Backlash against proposed Polish spring logo

By bne IntelliNews October 17, 2014

Jan Cienski in Warsaw -

 

Poland is a fairly flat country with few striking landmarks, an architectural heritage that pales in comparison with France and Italy, no queen and it has a damp central European climate. The country creates few immediate associations with outsiders except for a grey and cold place known best for vodka, heavy foods, Lech Walesa and John Paul II.

That is the cause of enormous frustration for decades of ambitious branding efforts, as Poles look with envy at sunnier and prettier countries such as Spain and the Czech Republic which have succeeded in fixing a positive international image for themselves.

Now, a group of business and marketing groups has launched a contest to choose a new logo for the country to be used in all international promotion efforts. The three choices are variations on a flattened red spring, and the final selection will be made at the end of October after an online poll.

Those wanting to cast a vote can go here.

The logo, as well as a grammatically clumsy motto, “Polska. Spring Into New”, are the legacy of recently deceased branding guru Wally Olins, who spent a decade trying to come up with an attractive marque for Poland. He settled on “Creative Tension”, in an effort to capture Poland’s resilience to the ups and downs of historical fortune.

“The symbolism of a spring fully expresses our character and latent energy,” explain the organisers, who have so far spent €220,000 of their own money on the effort. “Our wayward, but at the same time constructive, approach to the world. The more we, as a nation, were overwhelmed, the more energy and creative tension we had and the more dynamically we acted.”

Poland has long had great difficulty in defining itself to the outside world. While the government uses the red and white flag and the white eagle that have been Poland’s symbols for a millennium, other agencies from tourism to investment promotion have created a hodge-podge of competing slogans and logos ranging from a red-and-white kite to a weird chess board to a mountain, tree and river framing the word “Polska”.

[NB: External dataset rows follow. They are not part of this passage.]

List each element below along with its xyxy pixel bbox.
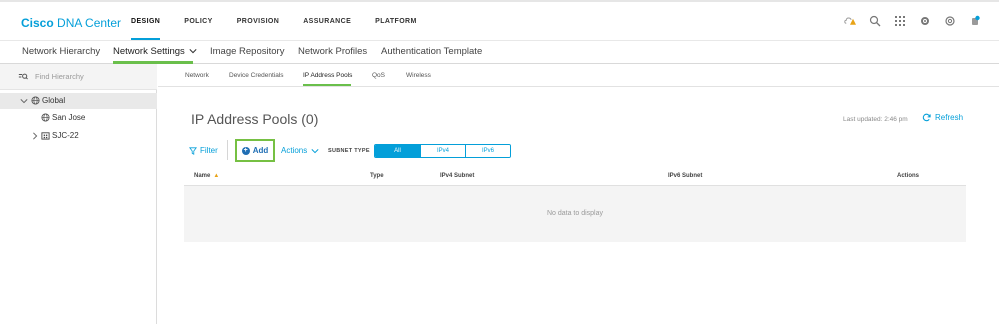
tab-wireless[interactable]: Wireless	[406, 72, 431, 79]
tab-active-indicator	[303, 84, 351, 86]
top-nav: DESIGN POLICY PROVISION ASSURANCE PLATFO…	[131, 18, 441, 40]
search-icon[interactable]	[869, 15, 881, 27]
subnav-network-profiles[interactable]: Network Profiles	[298, 46, 367, 57]
top-nav-provision[interactable]: PROVISION	[237, 18, 280, 40]
chevron-down-icon	[311, 148, 319, 153]
subnav-authentication-template[interactable]: Authentication Template	[381, 46, 482, 57]
refresh-icon	[922, 113, 931, 122]
refresh-button[interactable]: Refresh	[922, 113, 963, 122]
subnet-option-ipv4[interactable]: IPv4	[420, 145, 465, 157]
subnet-option-all[interactable]: All	[375, 145, 420, 157]
top-navigation-bar: Cisco DNA Center DESIGN POLICY PROVISION…	[0, 0, 999, 41]
column-name-label: Name	[194, 173, 211, 179]
search-filter-icon	[18, 73, 28, 80]
subnet-type-label: SUBNET TYPE	[328, 148, 370, 154]
area-icon	[41, 113, 50, 122]
last-updated: Last updated: 2:46 pm	[843, 116, 908, 123]
subnet-option-ipv6[interactable]: IPv6	[465, 145, 510, 157]
secondary-nav: Network Hierarchy Network Settings Image…	[0, 41, 999, 64]
help-icon[interactable]	[944, 15, 956, 27]
tree-item-label: SJC-22	[52, 131, 79, 140]
app-logo[interactable]: Cisco DNA Center	[21, 16, 121, 30]
subnet-type-selector: All IPv4 IPv6	[374, 144, 511, 158]
hierarchy-sidebar: Find Hierarchy Global San Jose SJC-22	[0, 64, 157, 324]
column-header-ipv6-subnet[interactable]: IPv6 Subnet	[668, 173, 702, 179]
chevron-down-icon	[189, 49, 198, 54]
top-icons	[844, 15, 981, 27]
top-nav-assurance[interactable]: ASSURANCE	[303, 18, 351, 40]
tab-network[interactable]: Network	[185, 72, 209, 79]
add-pool-button[interactable]: + Add	[235, 139, 275, 162]
add-label: Add	[252, 146, 269, 155]
subnav-network-settings-label: Network Settings	[113, 46, 185, 57]
hierarchy-search[interactable]: Find Hierarchy	[0, 64, 157, 90]
toolbar-divider	[227, 140, 228, 160]
tab-qos[interactable]: QoS	[372, 72, 385, 79]
subnav-network-settings[interactable]: Network Settings	[113, 46, 198, 57]
alert-icon[interactable]	[844, 15, 856, 27]
building-icon	[41, 132, 50, 140]
top-nav-design[interactable]: DESIGN	[131, 18, 160, 40]
filter-button[interactable]: Filter	[189, 146, 218, 155]
plus-icon: +	[241, 146, 250, 155]
settings-tabs: Network Device Credentials IP Address Po…	[158, 64, 999, 87]
filter-icon	[189, 146, 197, 155]
subnav-network-hierarchy[interactable]: Network Hierarchy	[22, 46, 100, 57]
column-header-type[interactable]: Type	[370, 173, 384, 179]
tree-item-label: San Jose	[52, 113, 86, 122]
tree-item-label: Global	[42, 96, 66, 105]
tab-ip-address-pools[interactable]: IP Address Pools	[303, 72, 352, 79]
pools-table-body: No data to display	[184, 186, 966, 242]
refresh-label: Refresh	[935, 113, 964, 122]
notifications-icon[interactable]	[969, 15, 981, 27]
tree-item-sjc-22[interactable]: SJC-22	[0, 128, 157, 144]
sort-ascending-icon: ▲	[213, 173, 220, 179]
page-title: IP Address Pools (0)	[191, 111, 319, 127]
chevron-right-icon[interactable]	[31, 132, 39, 140]
top-nav-platform[interactable]: PLATFORM	[375, 18, 417, 40]
column-header-actions: Actions	[897, 173, 920, 179]
apps-grid-icon[interactable]	[894, 15, 906, 27]
actions-dropdown[interactable]: Actions	[281, 146, 319, 155]
pools-table-header: Name ▲ Type IPv4 Subnet IPv6 Subnet Actio…	[184, 168, 966, 186]
filter-label: Filter	[200, 146, 218, 155]
subnav-image-repository[interactable]: Image Repository	[210, 46, 284, 57]
hierarchy-search-placeholder: Find Hierarchy	[35, 72, 84, 81]
column-header-name[interactable]: Name ▲	[194, 173, 219, 179]
chevron-down-icon[interactable]	[20, 97, 28, 105]
top-nav-policy[interactable]: POLICY	[184, 18, 212, 40]
actions-label: Actions	[281, 146, 308, 155]
tree-item-san-jose[interactable]: San Jose	[0, 110, 157, 126]
column-header-ipv4-subnet[interactable]: IPv4 Subnet	[440, 173, 474, 179]
globe-icon	[31, 96, 40, 105]
empty-state-message: No data to display	[546, 210, 604, 217]
tab-device-credentials[interactable]: Device Credentials	[229, 72, 284, 79]
tree-item-global[interactable]: Global	[0, 93, 157, 109]
settings-icon[interactable]	[919, 15, 931, 27]
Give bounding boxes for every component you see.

But the new effort is leaving a lot of Poles cold.

Slawomir Majman, head of the PAIIZ, the Polish investment agency, tweeted that the new design was “weak, graphically archaic, with an unclear message”. His agency has its own logo - two red-and-white sail-like triangles.

Websites have had great fun caricaturing the logo, some suggesting that primary school children could have come up with it.

Others worry that the concept of a spring introduces an element of instability and bounciness – sort of a what springs up must contract down idea.

Anna Szubert, a marketing expert, tells the natemat.pl website that for her springs bring to mind industrial equipment and that Poland might be better off simply relying on its traditional symbols in order to promote itself abroad.

While branding experts have been fretting about finding an attractive way for the country to present itself abroad, Poland has gone ahead and done a pretty good job on its own.

But instead of extolling its unremarkable countryside and fairly bland cuisine, Poland today is seen internationally as an economic success story - the only European country not to fall into recession in more than two decades and the continent’s best example of a post-communist transformation. Poland has created a growing number of innovative businesses like Pesa, a locomotive manufacturer which recently won a €1.2bn contract to supply Deutsche Bahn, or Solaris, which sells buses and trams around the world.

That’s not as sexy as creative tension, but probably better reflects Poland’s long slog from being a communist-run basket case in the late 1980s to a relatively prosperous and relatively normal European country a quarter century later.